Contrarian investors are always searching for troubled stocks that could deliver significant gains on an improvement in market conditions, a takeover, or a shift in sentiment.
Let’s take a look at two stocks trading below $5 to see if they deserve to be on your buy list.
Baytex Energy (TSX:BTE)(NYSE:BTE)
Baytex is coming up to the five-year anniversary of a major event in the company’s history. At the height of the oil market in 2014 Baytex closed its $2.8 billion deal to acquire Aurora Oil and Gas. The purchase gave Baytex a foothold in the attractive Eagle Ford shale play in Texas and was supposed be a catalyst for growth.
The board raised the dividend by 9% on the assumption cash flow would ramp up in the following months, but things didn’t work out as planned. When the deal closed, WTI oil was US$100 per barrel and Baytex traded for more than $48 per share. Unfortunately, the price of oil subsequently fell off a cliff and six months later Baytex was a $15 stock.
At the time of writing Baytex trades at $2.60 per share, up a solid 30% from the 2019 low, but still reflecting the balance sheet challenges. While debt remains a concern, the company is finally generating enough cash flow to chip away at the loans while funding its capital program.
If oil WTI oil breaks above US$70 per barrel in the next few months, this stock could quickly retest $5 or go even higher.
Bombardier (TSX:BBD.B)
Bombardier’s woes are well known to investors. Every time management says the company is getting its turnaround efforts on track, it seems to follow with another disappointing announcement that sends the stock into a tailspin.
The most recent example is the reduction of the 2019 revenue target by US$1 billion due to ongoing production issues in the train group and delivery delays on some planes.
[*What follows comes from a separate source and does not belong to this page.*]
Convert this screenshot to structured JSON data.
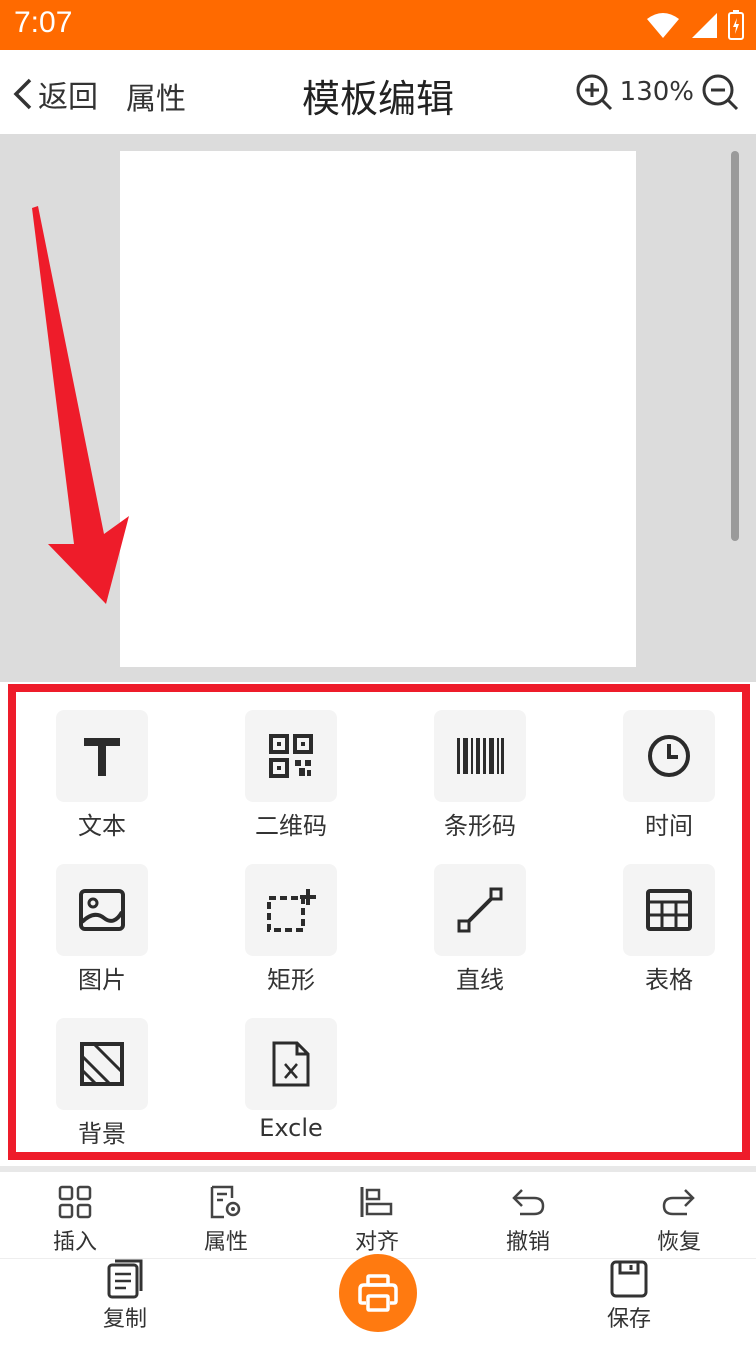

Bombardier’s share price had recovered from a low near $0.80 per share in 2016 to above $5.40 last summer, so there’s the potential for a big move in the stock despite the track record of disappointment.
Bombardier currently trades for $2.10 per share at writing and fetched $2.90 a month ago. As such, investors should keep the volatility in mind when evaluating the stock.
Is one a better contrarian bet?
Baytex and Bombardier continue to carry risks. The share prices can go through significant moves on a percentage basis in a very short period, so I would keep any contrarian bets small.
However, if you have a contrarian investing style and are willing to ride out the volatility, I would probably make Baytex the first choice. Oil prices could get a big boost in the next few months if ongoing tensions between the United States and Iran escalate. At the same time, the Eagle Ford assets remain attractive, and Baytex could become a takeover target.